Reformasi BGN dan MBG juga membutuhkan adopsi model pengelolaan yang lebih efisien. Misalnya, perlu ditingkatkan penggunaan sistem digital untuk memantau distribusi makanan secara real-time, serta mengimplementasikan pertanggungjawaban keuangan yang lebih ketat. Dengan New Policy, pemerintah dapat memastikan bahwa setiap langkah pengambilan keputusan terkait MBG dilakukan secara demokratis, melibatkan input dari berbagai pihak. Selain itu, pelatihan dan kapasitas pegawai harus ditingkatkan agar mereka mampu menjalankan tugas dengan akuntabel dan profesional.

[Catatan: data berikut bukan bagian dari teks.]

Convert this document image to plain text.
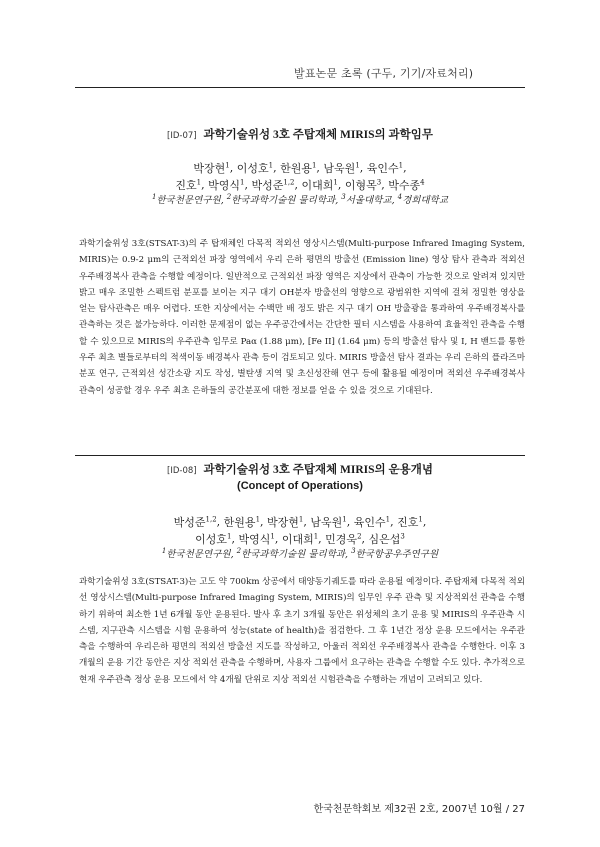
발표논문 초록 (구두, 기기/자료처리)
[ID-07] 과학기술위성 3호 주탑재체 MIRIS의 과학임무
박장현$^1$, 이성호$^1$, 한원용$^1$, 남욱원$^1$, 육인수$^1$,
진호$^1$, 박영식$^1$, 박성준$^{1,2}$, 이대희$^1$, 이형목$^3$, 박수종$^4$
$^1$한국천문연구원, $^2$한국과학기술원 물리학과, $^3$서울대학교, $^4$경희대학교

과학기술위성 3호(STSAT-3)의 주 탑재체인 다목적 적외선 영상시스템(Multi-purpose Infrared Imaging System, MIRIS)는 0.9-2 μm의 근적외선 파장 영역에서 우리 은하 평면의 방출선 (Emission line) 영상 탐사 관측과 적외선 우주배경복사 관측을 수행할 예정이다. 일반적으로 근적외선 파장 영역은 지상에서 관측이 가능한 것으로 알려져 있지만 밝고 매우 조밀한 스펙트럼 분포를 보이는 지구 대기 OH분자 방출선의 영향으로 광범위한 지역에 걸쳐 정밀한 영상을 얻는 탐사관측은 매우 어렵다. 또한 지상에서는 수백만 배 정도 밝은 지구 대기 OH 방출광을 통과하여 우주배경복사를 관측하는 것은 불가능하다. 이러한 문제점이 없는 우주공간에서는 간단한 필터 시스템을 사용하여 효율적인 관측을 수행할 수 있으므로 MIRIS의 우주관측 임무로 Paα (1.88 μm), [Fe II] (1.64 μm) 등의 방출선 탐사 및 I, H 밴드를 통한 우주 최초 별들로부터의 적색이동 배경복사 관측 등이 검토되고 있다. MIRIS 방출선 탐사 결과는 우리 은하의 플라즈마 분포 연구, 근적외선 성간소광 지도 작성, 별탄생 지역 및 초신성잔해 연구 등에 활용될 예정이며 적외선 우주배경복사 관측이 성공할 경우 우주 최초 은하들의 공간분포에 대한 정보를 얻을 수 있을 것으로 기대된다.

[ID-08] 과학기술위성 3호 주탑재체 MIRIS의 운용개념
(Concept of Operations)
박성준$^{1,2}$, 한원용$^1$, 박장현$^1$, 남욱원$^1$, 육인수$^1$, 진호$^1$,
이성호$^1$, 박영식$^1$, 이대희$^1$, 민경욱$^2$, 심은섭$^3$
$^1$한국천문연구원, $^2$한국과학기술원 물리학과, $^3$한국항공우주연구원

과학기술위성 3호(STSAT-3)는 고도 약 700km 상공에서 태양동기궤도를 따라 운용될 예정이다. 주탑재체 다목적 적외선 영상시스템(Multi-purpose Infrared Imaging System, MIRIS)의 임무인 우주 관측 및 지상적외선 관측을 수행하기 위하여 최소한 1년 6개월 동안 운용된다. 발사 후 초기 3개월 동안은 위성체의 초기 운용 및 MIRIS의 우주관측 시스템, 지구관측 시스템을 시험 운용하여 성능(state of health)을 점검한다. 그 후 1년간 정상 운용 모드에서는 우주관측을 수행하여 우리은하 평면의 적외선 방출선 지도를 작성하고, 아울러 적외선 우주배경복사 관측을 수행한다. 이후 3개월의 운용 기간 동안은 지상 적외선 관측을 수행하며, 사용자 그룹에서 요구하는 관측을 수행할 수도 있다. 추가적으로 현재 우주관측 정상 운용 모드에서 약 4개월 단위로 지상 적외선 시험관측을 수행하는 개념이 고려되고 있다.

한국천문학회보 제32권 2호, 2007년 10월 / 27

Implementasi Perubahan dalam Praktik
Implementasi New Policy harus diawali dengan evaluasi menyeluruh terhadap sistem lama. Prof. Didik menekankan bahwa program MBG sebelumnya terlalu bergantung pada data yang tidak terverifikasi, sehingga mendorong adanya peningkatan akurasi melalui teknologi informasi. Misalnya, penggunaan blockchain atau aplikasi mobile untuk mengawasi distribusi makanan secara langsung. Selain itu, New Policy ini juga menuntut adanya komitmen politik yang kuat, karena reformasi kelembagaan memerlukan dukungan dari seluruh jajaran pemerintahan. Tantangan utama terletak pada koordinasi antara pusat dan daerah, serta konsistensi dalam menjalankan kebijakan yang baru diusulkan.

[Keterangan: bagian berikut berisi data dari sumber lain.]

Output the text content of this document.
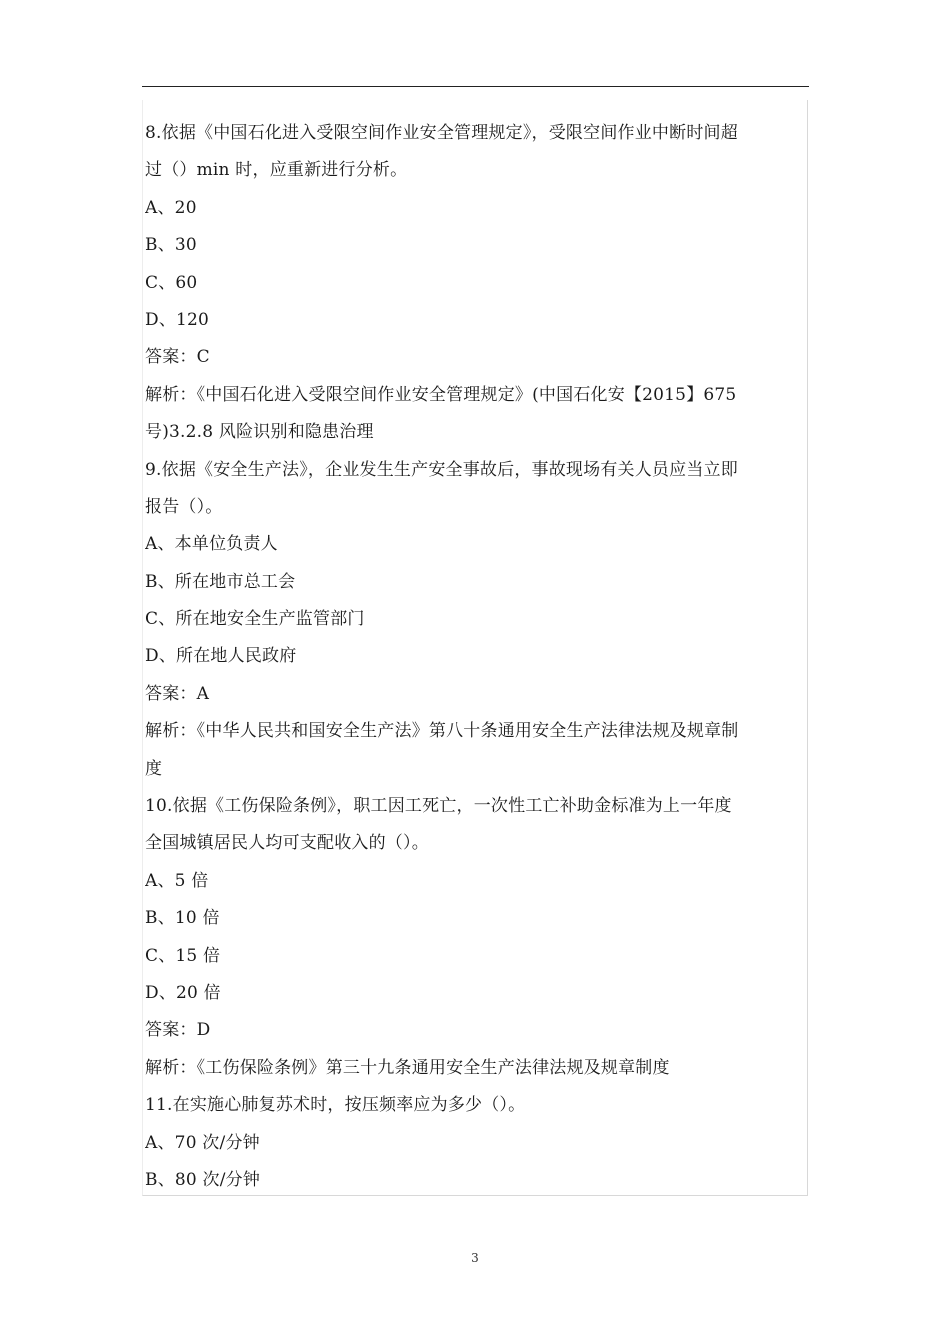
8.依据《中国石化进入受限空间作业安全管理规定》，受限空间作业中断时间超
过（）min 时，应重新进行分析。
A、20
B、30
C、60
D、120
答案：C
解析：《中国石化进入受限空间作业安全管理规定》(中国石化安【2015】675
号)3.2.8 风险识别和隐患治理
9.依据《安全生产法》，企业发生生产安全事故后，事故现场有关人员应当立即
报告（）。
A、本单位负责人
B、所在地市总工会
C、所在地安全生产监管部门
D、所在地人民政府
答案：A
解析：《中华人民共和国安全生产法》第八十条通用安全生产法律法规及规章制
度
10.依据《工伤保险条例》，职工因工死亡，一次性工亡补助金标准为上一年度
全国城镇居民人均可支配收入的（）。
A、5 倍
B、10 倍
C、15 倍
D、20 倍
答案：D
解析：《工伤保险条例》第三十九条通用安全生产法律法规及规章制度
11.在实施心肺复苏术时，按压频率应为多少（）。
A、70 次/分钟
B、80 次/分钟
3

Kebijakan baru ini diharapkan menjadi bukti bahwa pemerintah benar-benar serius menghadapi masalah korupsi dan ketidakadilan dalam pengelolaan MBG. Dengan New Policy, sistem akan lebih terbuka terhadap pengawasan masyarakat, baik melalui media maupun platform digital. Selain itu, perlu ditingkatkan transparansi dalam pengalokasian dana, termasuk penjelasan detail mengenai target penerimaan, penggunaan bahan baku, dan dampak sosial program ini. Penerapan New Policy juga harus diiringi dengan pengukuran kinerja yang jelas, sehingga hasilnya bisa dinilai secara objektif dan terus diperbaiki.

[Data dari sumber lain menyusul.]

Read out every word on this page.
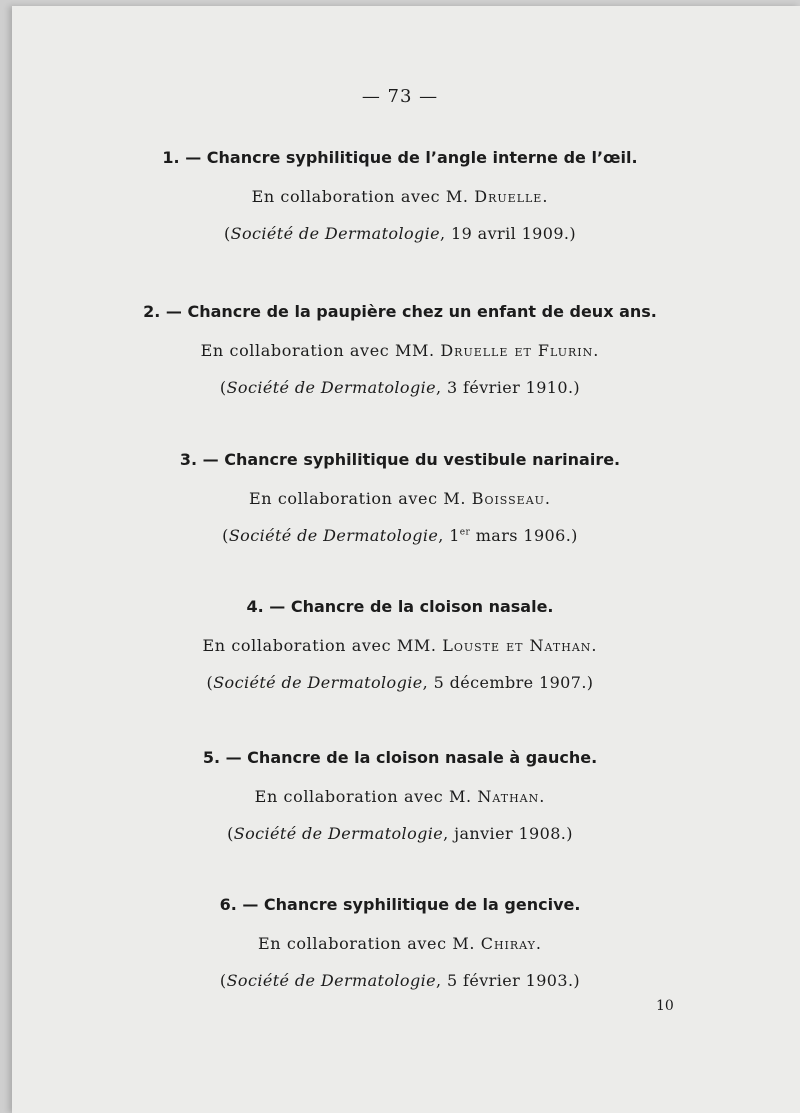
— 73 —
1. — Chancre syphilitique de l’angle interne de l’œil.
En collaboration avec M. Druelle.
(Société de Dermatologie, 19 avril 1909.)
2. — Chancre de la paupière chez un enfant de deux ans.
En collaboration avec MM. Druelle et Flurin.
(Société de Dermatologie, 3 février 1910.)
3. — Chancre syphilitique du vestibule narinaire.
En collaboration avec M. Boisseau.
(Société de Dermatologie, 1er mars 1906.)
4. — Chancre de la cloison nasale.
En collaboration avec MM. Louste et Nathan.
(Société de Dermatologie, 5 décembre 1907.)
5. — Chancre de la cloison nasale à gauche.
En collaboration avec M. Nathan.
(Société de Dermatologie, janvier 1908.)
6. — Chancre syphilitique de la gencive.
En collaboration avec M. Chiray.
(Société de Dermatologie, 5 février 1903.)
10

Adopsi New Policy dalam pengelolaan MBG akan menjadi model reformasi yang bisa diterapkan di berbagai sektor publik. Perubahan ini tidak hanya terkait dengan pemerintah pusat, tetapi juga perlu didukung oleh lembaga pemerintah daerah dan lembaga independen. Dengan sistem yang lebih akuntabel, MBG tidak hanya bisa memenuhi kebutuhan pangan masyarakat miskin, tetapi juga menjadi alat pengembangan ekonomi daerah. New Policy ini akan membuka peluang untuk membangun tata kelola yang lebih baik, sekaligus meningkatkan kepercayaan publik terhadap pemerintah dalam menyediakan layanan sosial yang berkualitas.